Tuesday, July 12, 2011

Tactile pixels in display allows blind users to "feel" touch screens

From Mobiledia:

New display technology is allowing users to "feel" touch screens, giving the blind a way to interact with mobile devices.

Senseg's E-Sense technology, being developed in Sweden, recreates the sensation of different textures on touch screen devices. It uses "tixels," or "tactile pixels," to generate an electric field a few millimeters above the device's surface, enabling skin to feel finely tuned sensations replicating different textures.

The technology is similar to the concept of haptic feedback, which vibrates to confirm that a finger touch has been accepted, but has even farther-reaching implications.

Braille reading would be one immediate application for the technology. The blind and visually-impaired would be able to take advantage of the tactile-pixel technology, assisting them in reading messages on touch screen devices like smartphones. Down the road, the technology may even allow people to, for example, touch the face of a newborn baby or hold the hand of the long-lost friend.

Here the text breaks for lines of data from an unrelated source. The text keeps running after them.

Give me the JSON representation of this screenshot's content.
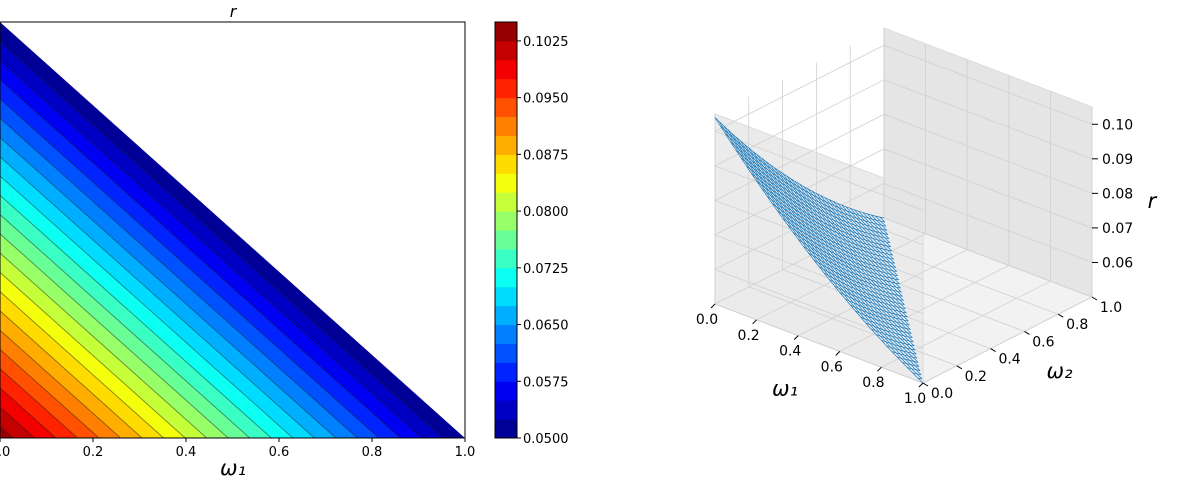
{
  "chart_data": [
    {
      "type": "filled-contour",
      "title": "r",
      "xlabel": "ω₁",
      "ylabel": "",
      "xlim": [
        0.0,
        1.0
      ],
      "ylim": [
        0.0,
        1.0
      ],
      "xticks": [
        "0.0",
        "0.2",
        "0.4",
        "0.6",
        "0.8",
        "1.0"
      ],
      "domain": "triangle: ω₁ + ω₂ ≤ 1",
      "colormap": "jet",
      "levels": [
        0.05,
        0.0525,
        0.055,
        0.0575,
        0.06,
        0.0625,
        0.065,
        0.0675,
        0.07,
        0.0725,
        0.075,
        0.0775,
        0.08,
        0.0825,
        0.085,
        0.0875,
        0.09,
        0.0925,
        0.095,
        0.0975,
        0.1,
        0.1025,
        0.105
      ],
      "r_at_corners": {
        "origin": 0.104,
        "w1_1_w2_0": 0.05,
        "w1_0_w2_1": 0.05
      },
      "grid": false
    },
    {
      "type": "colorbar",
      "range": [
        0.05,
        0.105
      ],
      "ticks": [
        "0.0500",
        "0.0575",
        "0.0650",
        "0.0725",
        "0.0800",
        "0.0875",
        "0.0950",
        "0.1025"
      ],
      "colormap": "jet"
    },
    {
      "type": "surface3d",
      "xlabel": "ω₁",
      "ylabel": "ω₂",
      "zlabel": "r",
      "xticks": [
        "0.0",
        "0.2",
        "0.4",
        "0.6",
        "0.8",
        "1.0"
      ],
      "yticks": [
        "0.0",
        "0.2",
        "0.4",
        "0.6",
        "0.8",
        "1.0"
      ],
      "zticks": [
        "0.06",
        "0.07",
        "0.08",
        "0.09",
        "0.10"
      ],
      "zlim": [
        0.05,
        0.105
      ],
      "surface_color": "#1f77b4",
      "corner_values": {
        "w1_0_w2_0": 0.104,
        "w1_1_w2_0": 0.05,
        "w1_0_w2_1": 0.05
      },
      "grid": true
    }
  ]
}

Senseg said the technology may also create knobs, buttons and other tactile elements for the increasingly-popular mobile gaming market. Handset makers, currently struggle for placement of controls on the limited space of smartphones, may also find a use for tactile displays.

The emerging technology follows the larger trend of integrating human senses into electronic gadgetry. Earlier this year, Apple reportedly started developing a voice interface, after its purchase of Nuance, maker of the popular Dragon dictation software.

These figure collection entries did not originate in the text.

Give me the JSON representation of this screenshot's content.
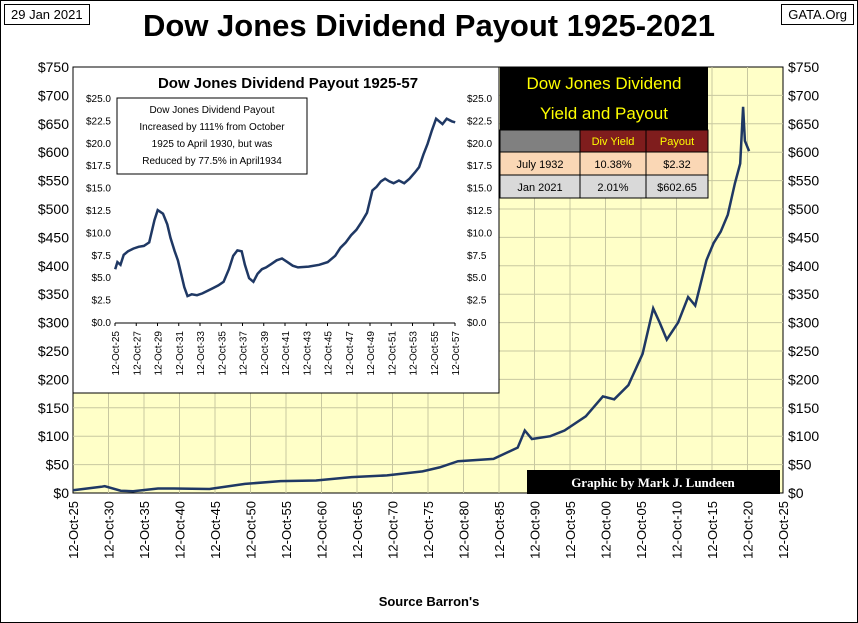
{
  "header": {
    "date": "29 Jan 2021",
    "site": "GATA.Org",
    "title": "Dow Jones Dividend Payout 1925-2021",
    "source": "Source Barron's"
  },
  "chart_data": [
    {
      "type": "line",
      "title": "Dow Jones Dividend Payout 1925-2021",
      "xlabel": "",
      "ylabel": "",
      "ylim": [
        0,
        750
      ],
      "xlim": [
        "1925-10-12",
        "2025-10-12"
      ],
      "y_ticks": [
        "$0",
        "$50",
        "$100",
        "$150",
        "$200",
        "$250",
        "$300",
        "$350",
        "$400",
        "$450",
        "$500",
        "$550",
        "$600",
        "$650",
        "$700",
        "$750"
      ],
      "x_ticks": [
        "12-Oct-25",
        "12-Oct-30",
        "12-Oct-35",
        "12-Oct-40",
        "12-Oct-45",
        "12-Oct-50",
        "12-Oct-55",
        "12-Oct-60",
        "12-Oct-65",
        "12-Oct-70",
        "12-Oct-75",
        "12-Oct-80",
        "12-Oct-85",
        "12-Oct-90",
        "12-Oct-95",
        "12-Oct-00",
        "12-Oct-05",
        "12-Oct-10",
        "12-Oct-15",
        "12-Oct-20",
        "12-Oct-25"
      ],
      "grid": true,
      "background": "#ffffc8",
      "line_color": "#1f3864",
      "series": [
        {
          "x": [
            "1925-10-12",
            "1929-10-01",
            "1930-04-01",
            "1932-07-01",
            "1934-04-01",
            "1937-10-01",
            "1940-01-01",
            "1945-01-01",
            "1950-01-01",
            "1955-01-01",
            "1960-01-01",
            "1965-01-01",
            "1970-01-01",
            "1975-01-01",
            "1977-06-01",
            "1980-01-01",
            "1985-01-01",
            "1988-06-01",
            "1989-06-01",
            "1990-06-01",
            "1993-01-01",
            "1995-01-01",
            "1998-01-01",
            "2000-06-01",
            "2002-01-01",
            "2004-01-01",
            "2006-01-01",
            "2007-07-01",
            "2008-06-01",
            "2009-06-01",
            "2011-01-01",
            "2012-06-01",
            "2013-06-01",
            "2015-01-01",
            "2016-01-01",
            "2017-01-01",
            "2018-01-01",
            "2019-01-01",
            "2019-10-01",
            "2020-03-01",
            "2020-06-01",
            "2021-01-01"
          ],
          "y": [
            5,
            11,
            12,
            4,
            3,
            8,
            8,
            7,
            16,
            21,
            22,
            28,
            31,
            38,
            45,
            56,
            60,
            80,
            110,
            95,
            100,
            110,
            135,
            170,
            165,
            190,
            245,
            325,
            300,
            270,
            300,
            345,
            330,
            410,
            440,
            460,
            490,
            545,
            580,
            680,
            620,
            602
          ]
        }
      ]
    },
    {
      "type": "line",
      "title": "Dow Jones Dividend Payout 1925-57",
      "xlabel": "",
      "ylabel": "",
      "ylim": [
        0,
        25
      ],
      "xlim": [
        "1925-10-12",
        "1957-10-12"
      ],
      "y_ticks": [
        "$0.0",
        "$2.5",
        "$5.0",
        "$7.5",
        "$10.0",
        "$12.5",
        "$15.0",
        "$17.5",
        "$20.0",
        "$22.5",
        "$25.0"
      ],
      "x_ticks": [
        "12-Oct-25",
        "12-Oct-27",
        "12-Oct-29",
        "12-Oct-31",
        "12-Oct-33",
        "12-Oct-35",
        "12-Oct-37",
        "12-Oct-39",
        "12-Oct-41",
        "12-Oct-43",
        "12-Oct-45",
        "12-Oct-47",
        "12-Oct-49",
        "12-Oct-51",
        "12-Oct-53",
        "12-Oct-55",
        "12-Oct-57"
      ],
      "grid": false,
      "annotation": "Dow Jones Dividend Payout Increased by 111% from October 1925 to April 1930, but was Reduced by 77.5% in April1934",
      "annotation_lines": [
        "Dow Jones Dividend Payout",
        "Increased by  111% from October",
        "1925 to April 1930, but was",
        "Reduced by 77.5% in April1934"
      ],
      "series": [
        {
          "x": [
            1925.8,
            1926.0,
            1926.3,
            1926.6,
            1927.0,
            1927.5,
            1928.0,
            1928.5,
            1929.0,
            1929.5,
            1929.8,
            1930.3,
            1930.7,
            1931.0,
            1931.4,
            1931.7,
            1932.0,
            1932.3,
            1932.6,
            1933.0,
            1933.5,
            1934.0,
            1934.5,
            1935.0,
            1935.5,
            1936.0,
            1936.5,
            1936.9,
            1937.3,
            1937.7,
            1938.0,
            1938.4,
            1938.8,
            1939.2,
            1939.6,
            1940.0,
            1940.5,
            1941.0,
            1941.5,
            1942.0,
            1942.5,
            1943.0,
            1944.0,
            1945.0,
            1945.8,
            1946.5,
            1947.0,
            1947.5,
            1948.0,
            1948.5,
            1949.0,
            1949.5,
            1950.0,
            1950.4,
            1950.8,
            1951.2,
            1951.6,
            1952.0,
            1952.5,
            1953.0,
            1953.5,
            1954.0,
            1954.4,
            1954.8,
            1955.2,
            1955.6,
            1956.0,
            1956.3,
            1956.6,
            1957.0,
            1957.5,
            1957.8
          ],
          "y": [
            6.0,
            6.8,
            6.5,
            7.6,
            8.0,
            8.3,
            8.5,
            8.6,
            9.0,
            11.5,
            12.6,
            12.2,
            11.0,
            9.5,
            8.0,
            7.0,
            5.5,
            4.0,
            3.0,
            3.2,
            3.1,
            3.3,
            3.6,
            3.9,
            4.2,
            4.6,
            6.0,
            7.5,
            8.1,
            8.0,
            6.5,
            5.0,
            4.6,
            5.5,
            6.0,
            6.2,
            6.6,
            7.0,
            7.2,
            6.8,
            6.4,
            6.2,
            6.3,
            6.5,
            6.8,
            7.5,
            8.4,
            9.0,
            9.8,
            10.4,
            11.3,
            12.3,
            14.8,
            15.2,
            15.8,
            16.1,
            15.8,
            15.6,
            15.9,
            15.6,
            16.1,
            16.8,
            17.4,
            18.8,
            20.0,
            21.5,
            22.8,
            22.5,
            22.2,
            22.8,
            22.5,
            22.4
          ]
        }
      ]
    }
  ],
  "yield_table": {
    "title_line1": "Dow Jones Dividend",
    "title_line2": "Yield and Payout",
    "headers": [
      "",
      "Div Yield",
      "Payout"
    ],
    "rows": [
      [
        "July 1932",
        "10.38%",
        "$2.32"
      ],
      [
        "Jan 2021",
        "2.01%",
        "$602.65"
      ]
    ]
  },
  "credit": "Graphic by Mark J. Lundeen"
}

Senseg's E-Sense technology is reportedly inexpensive and relatively easy to implement, with Toshiba the first company to sign up to explore ways the feature in its products.

As other companies partner with the Swedish company, the discovery that the touch screen doesn't have to be flat may revolutionize the digital device market in much the same way Columbus' similar conclusion about the shape of the earth affected mapmaking centuries ago.